Но возвращаться в дом очень не хотелось. И она, не вполне гостеприимно, предложила Ирине проводить ее до станции. Та немедленно согласилась и даже порывалась нести сумку. Этого ей не позволили, и, заперев калитку, Наташа двинулась в путь. Девушка пошла рядом. Только спустившись с горы на шоссе, она заговорила снова.
– Вы поняли, да? Мне не хотелось, чтобы она слышала.
– Поняла. А что она могла услышать? Почему твоя сестра засела дома?
Наташа снова начала улыбаться – уж очень забавлял ее этот неожиданно проснувшийся дар речи. Она даже хотела отбросить церемонии и спросить, почему произошла такая перемена… Как вдруг Ирина сказала такое, что сумка вырвалась из пальцев ошеломленной женщины и плюхнулась в пыль. Она стояла, прижав руки к груди и тщетно пытаясь что-то ответить. Они поменялись ролями – теперь Наташа потеряла дар речи, а Ирина говорила, не останавливаясь…

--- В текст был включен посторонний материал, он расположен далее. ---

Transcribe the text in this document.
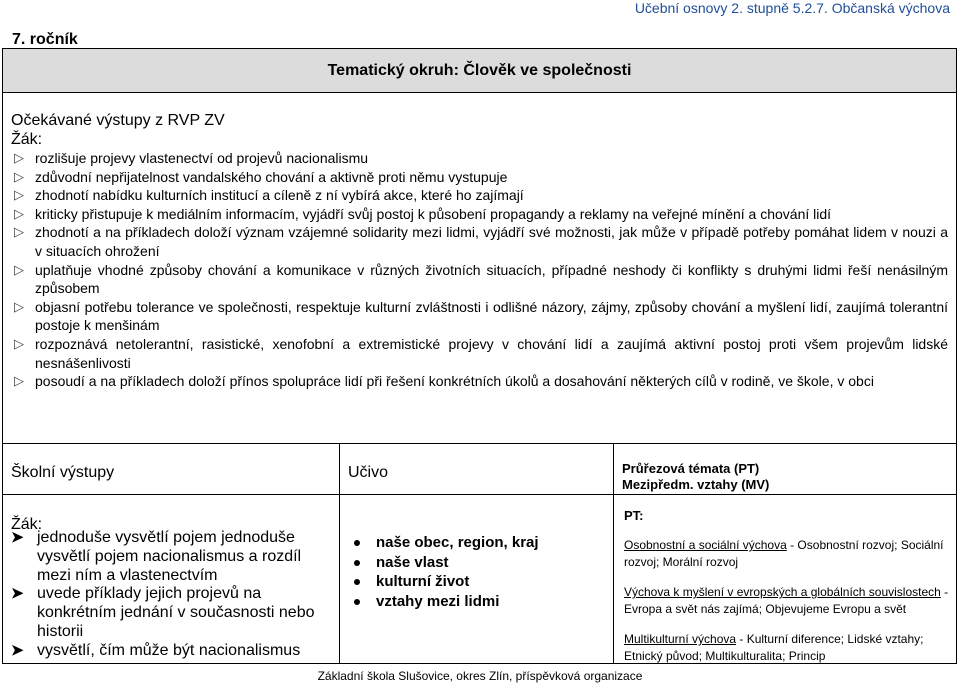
Učební osnovy 2. stupně 5.2.7. Občanská výchova
7. ročník
Tematický okruh: Člověk ve společnosti
Očekávané výstupy z RVP ZV
Žák:
▷ rozlišuje projevy vlastenectví od projevů nacionalismu
▷ zdůvodní nepřijatelnost vandalského chování a aktivně proti němu vystupuje
▷ zhodnotí nabídku kulturních institucí a cíleně z ní vybírá akce, které ho zajímají
▷ kriticky přistupuje k mediálním informacím, vyjádří svůj postoj k působení propagandy a reklamy na veřejné mínění a chování lidí
▷ zhodnotí a na příkladech doloží význam vzájemné solidarity mezi lidmi, vyjádří své možnosti, jak může v případě potřeby pomáhat lidem v nouzi a v situacích ohrožení
▷ uplatňuje vhodné způsoby chování a komunikace v různých životních situacích, případné neshody či konflikty s druhými lidmi řeší nenásilným způsobem
▷ objasní potřebu tolerance ve společnosti, respektuje kulturní zvláštnosti i odlišné názory, zájmy, způsoby chování a myšlení lidí, zaujímá tolerantní postoje k menšinám
▷ rozpoznává netolerantní, rasistické, xenofobní a extremistické projevy v chování lidí a zaujímá aktivní postoj proti všem projevům lidské nesnášenlivosti
▷ posoudí a na příkladech doloží přínos spolupráce lidí při řešení konkrétních úkolů a dosahování některých cílů v rodině, ve škole, v obci
Školní výstupy
Žák:
➤ jednoduše vysvětlí pojem jednoduše vysvětlí pojem nacionalismus a rozdíl mezi ním a vlastenectvím
➤ uvede příklady jejich projevů na konkrétním jednání v současnosti nebo historii
➤ vysvětlí, čím může být nacionalismus
Učivo
naše obec, region, kraj
naše vlast
kulturní život
vztahy mezi lidmi
Průřezová témata (PT)
Mezipředm. vztahy (MV)
PT:
Osobnostní a sociální výchova - Osobnostní rozvoj; Sociální rozvoj; Morální rozvoj
Výchova k myšlení v evropských a globálních souvislostech - Evropa a svět nás zajímá; Objevujeme Evropu a svět
Multikulturní výchova - Kulturní diference; Lidské vztahy; Etnický původ; Multikulturalita; Princip
Základní škola Slušovice, okres Zlín, příspěvková organizace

В начале мая, незадолго до смерти Анюты, на Инну напал маньяк. Неподалеку отсюда, на подступах к Акуловой горе. Девушка возвращалась с вечерних занятий шейпингом и была одна. Подруг у нее не было из-за немоты, а сестра на эти занятия не ходила, предпочитая курсы кройки и шитья. Одиночество девушки, ее стройная фигура и длинная коса сыграли с ней злую шутку. Она была почти дома – оставалось только спуститься в низину и пройти по территории большого гаражного кооператива. Это и днем-то было достаточно глухое место, которое Наташа не любила и старалась избегать. Ее пугали длинные ряды запертых гаражей, но еще больше – черные дыры открытых… Инна, выросшая в этом месте и не боявшаяся тут ничего и никого, спокойно шла между гаражами и вдруг услышала за собой шаги. Она была настолько безмятежно настроена, что даже не обернулась. Внезапно сильные руки схватили ее за шею, повалили на землю и начали душить. Инна перепугалась насмерть и растерялась настолько, что даже забыла о том, что вполне может оказать сопротивление. Она была спортивной девушкой, в отличие от сестры, больше тяготевшей к домашнему хозяйству.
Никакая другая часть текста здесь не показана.